Step 2: Shape the Dough
Cut dough into small portions and roll into ropes about ½ inch thick. Slice into ½-inch pieces and roll each into a small ball (about the size of a marble).
Step 3: Fry the Dough Balls
Heat oil in a deep pan to 350°F (175°C). Fry dough balls in batches until golden and puffed, about 2–3 minutes per batch. Remove with a slotted spoon and drain on paper towels.
Step 4: Prepare the Honey Glaze
In a large saucepan, combine honey, sugar, lemon juice, and cinnamon (if using). Heat over medium-low heat, stirring until the sugar dissolves and the mixture bubbles gently—about 3–4 minutes.
Step 5: Coat the Dough Balls
Add the fried dough balls to the honey glaze and stir to coat evenly. Let them simmer for 1–2 minutes in the syrup, then remove from heat.
Step 6: Shape and Garnish
Transfer glazed balls to a serving platter. Shape into a mound, wreath, or ring while still warm. Sprinkle with toasted pine nuts and optional sprinkles or candied fruit. Let cool until the honey glaze sets.
Helpful Tips
- Don’t overcrowd the fryer—fry in small batches for even coloring.
- Wet your hands lightly before shaping to avoid sticking.
- Use lemon zest in the honey glaze for extra citrus aroma.
Substitutions and Variations
- Nut-Free Version: Skip the pine nuts and use festive sprinkles.

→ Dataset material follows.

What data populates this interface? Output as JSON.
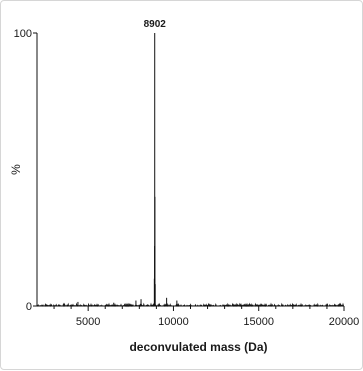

- Almond Twist: Replace pine nuts with chopped toasted almonds.
- Chocolate Drizzle: Add a drizzle of melted dark chocolate for a modern variation.
Frequently Asked Questions
Is Pignolata the same as Struffoli?
They’re very similar! Pignolata is Sicilian, often made with pine nuts and a slightly firmer dough. Struffoli is Neapolitan and more common during Christmas.
Can I make this ahead?
Yes! It keeps well for 2–3 days at room temperature. Just cover loosely so the honey glaze doesn’t get sticky.
Can I bake the dough instead of frying?
Frying gives the traditional texture, but you can try baking the dough balls at 375°F (190°C) for 10–12 minutes. They’ll be drier and less puffed.
Storage Instructions
- Room Temperature: Store in a lightly covered container for up to 3 days.
- Freezer: Not recommended, as the honey glaze can crystalize.
More Recipes to Try
- Fried S’mores Bombs – Gooey chocolate-marshmallow treats.
- Crispy Homemade Fried Cheese Bites – Savory, crispy snack.
- Mini Ricotta Donuts – Sweet, pillowy Italian bites.
- Apple Cinnamon Cottage Cheese Bites – A lighter, baked alternative.
Pignolata Siciliana is more than a dessert—it’s a beautiful tradition passed down through generations. Crisp on the outside, soft inside, and coated in sweet honey with crunchy pine nuts, it’s a joyful bite-sized indulgence that captures the spirit of Sicilian celebration in every mouthful.